Tissue injury or infection results in the development of a rapid local inflammatory response, a cascade of events necessary for the clearance of invading microbes, the minimization of tissue damage, and finally the restoration of normal tissue function, or resolution. The resolution phase occurs without compromising host defenses. Similarly to other biological cascades, the inflammatory response is shaped by the balance of positive and negative feedback loops, and requires the coordinated action of many different cell types. Among these cell types, phagocytic cells play a major role. However, these cells are not only involved in the initiation and development of the inflammatory response—through a process called efferocytosis, they also participate to resolution of inflammation, subsequent tissue repair and maintenance of tissue homeostasis.
Efferocytosis, from the Latin efferre—translated as “carry out for burial” or “carry to the grave”—refers to the removal of corpses, or phagocytic clearance of dying cells and cellular debris. It is performed mostly by macrophages, which gobble up all sorts of bodies, and is orchestrated through the classical set of “find me,” “eat me,” and “tolerate me” signals. Failure in the process of efferocytosis may lead to unchecked inflammation, autoimmune diseases such as systemic lupus erythematous and rheumatoid arthritis, or other disorders.
Another cell type involved in the inflammatory response is the T regulatory cell.

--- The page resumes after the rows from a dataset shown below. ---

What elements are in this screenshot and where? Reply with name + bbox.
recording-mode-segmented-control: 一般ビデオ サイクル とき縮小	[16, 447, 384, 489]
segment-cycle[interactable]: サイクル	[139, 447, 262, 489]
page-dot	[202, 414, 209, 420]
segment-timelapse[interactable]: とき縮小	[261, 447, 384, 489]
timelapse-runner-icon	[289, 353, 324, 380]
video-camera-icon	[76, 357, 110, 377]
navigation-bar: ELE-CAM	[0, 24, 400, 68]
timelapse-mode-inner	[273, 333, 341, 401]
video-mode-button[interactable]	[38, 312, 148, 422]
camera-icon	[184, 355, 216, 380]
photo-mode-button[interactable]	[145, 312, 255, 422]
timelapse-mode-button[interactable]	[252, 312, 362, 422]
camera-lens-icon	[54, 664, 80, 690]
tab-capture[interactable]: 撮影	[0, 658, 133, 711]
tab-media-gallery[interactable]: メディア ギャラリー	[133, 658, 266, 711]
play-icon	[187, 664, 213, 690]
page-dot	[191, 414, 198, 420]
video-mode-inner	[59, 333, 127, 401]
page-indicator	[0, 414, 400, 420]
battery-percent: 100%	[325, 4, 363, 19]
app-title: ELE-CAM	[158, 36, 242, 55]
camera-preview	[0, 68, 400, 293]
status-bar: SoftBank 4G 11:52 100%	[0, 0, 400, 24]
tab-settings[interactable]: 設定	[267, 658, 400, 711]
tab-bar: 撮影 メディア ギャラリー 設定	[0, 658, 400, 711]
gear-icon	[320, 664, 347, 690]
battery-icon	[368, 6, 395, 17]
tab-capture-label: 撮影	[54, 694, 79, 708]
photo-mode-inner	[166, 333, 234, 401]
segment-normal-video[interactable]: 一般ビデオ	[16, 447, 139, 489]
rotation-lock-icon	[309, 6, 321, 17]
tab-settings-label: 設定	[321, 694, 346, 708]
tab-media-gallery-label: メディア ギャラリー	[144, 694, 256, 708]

T regulatory cells, or Tregs for short, suppress the inflammatory activity of both innate and adaptive immunity, and secrete proteins involved in tissue repair. Results from a study published this month in the journal Immunity show that Tregs boost the ability of macrophages to carry out efferocytosis during the resolution phase of the inflammatory response.
For the study (Regulatory T Cells Promote Macrophage Efferocytosis during Inflammation Resolution), researchers used 3 in vivo models of inflammation— zymosan-induced peritonitis, lipopolysaccharide-induced lung injury, and advanced atherosclerosis. The found that, in zymosan-induced peritonitis and lipopolysaccharide-induced lung injury, Treg cells increase in the early resolution phase, and their depletion decreases efferocytosis. In addition, they found that in advanced atherosclerosis—a disease that involves defects in efferocytosis and resolution—efferocytosis is improved by the expansion of Treg cells.
The researchers also identified the specific sets of events leading to the enhancement of efferocytosis mediated by Treg cells. The first of these events is the secretion of interleukin-13 (IL-13) by Treg cells. In turn, IL-13 stimulates production of interleukin 10 (IL-10) in macrophages. Then, autocrine-paracrine signaling by IL-10 induces the guanine nucleotide exchange factor Vav1 in macrophages. Finally, Vav1 activates the GTPase Rac1, enabling macrophages to optimally internalize apoptopic cells.
The researchers suggest that therapeutic interventions able to boost the Treg cells/IL-10/IL-13 axis might help prevent disorders associated with impaired resolution, including atherothrombotic disease and the pathophysiological consequences of sepsis and inflammatory lung disease.